In Galicia, Spain, the Caceria del rey Charlo (Chase of King Charles) was performed. The inhabitants of Vilanova de Lourenza would chase down a wren and, after tying it to a pole, would parade it and show it to the abbot of the local monastery, who would then offer them food and drink and appoint two leaders of the local town council out of the four candidates proposed by townsmen. This tradition has been recorded since the 16th century. The sources are somewhat misleading about the day, since they call it "New Year's Day" but might mean "The day after Christmas", which was regarded then as the end of the year.
A similar tradition is performed on the first Sunday of December in parts of Southern France, including Carcassonne. James George Frazer describes in his The Golden Bough a wren-hunting ritual in Carcassonne. The Fête du Roi de l'Oiseau, first recorded in 1524 at Puy-en-Velay, is still active.
In 1955 Liam Clancy recorded "The Wran Song" ("The Wren Song"), which was sung in Ireland by wrenboys. In 1972 Steeleye Span recorded "The King" on Please to See the King, which also reflects the tradition. They made another version, "The Cutty Wren", on their album Time. "Hunting the Wren" is on John Kirkpatrick's album Wassail!. The Chieftains made a collection of wrenboy tunes on The Bells of Dublin. In the song "The Boys of Barr na Sráide", which is based on a poem by Sigerson Clifford, the wren hunt is also prominent. Lankum's 2019 album The Livelong Day includes a track called "Hunting the Wren" that references several of the legends and practices connected with Wren Day.
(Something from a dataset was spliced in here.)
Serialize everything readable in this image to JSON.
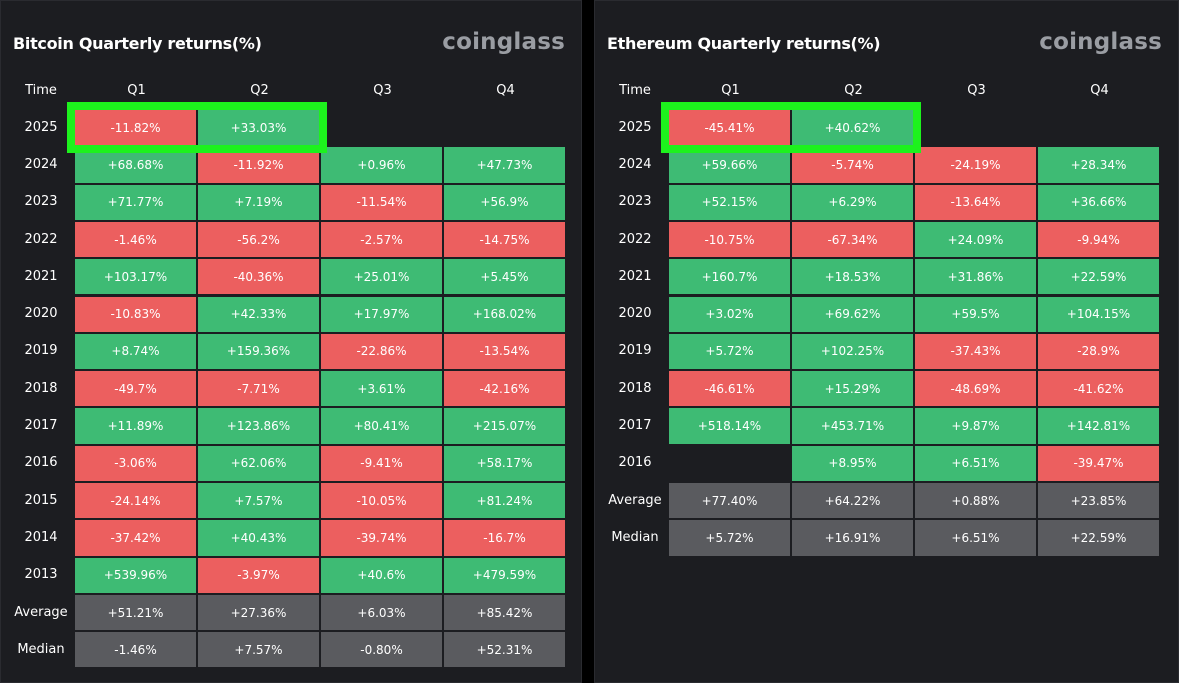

"The Wren [Wran] Song" is also on the Clancy Brothers and Tommy Makem's 1995 album Ain't It Grand Boys: A Collection of Unissued Gems, as the last song in "Children's Medley". The spoken introduction tells how as boys they would go out on Christmas Day and kill a wren, and on the next day, St. Stephen's Day, they would go from house to house singing this song and asking for money "to bury the wren".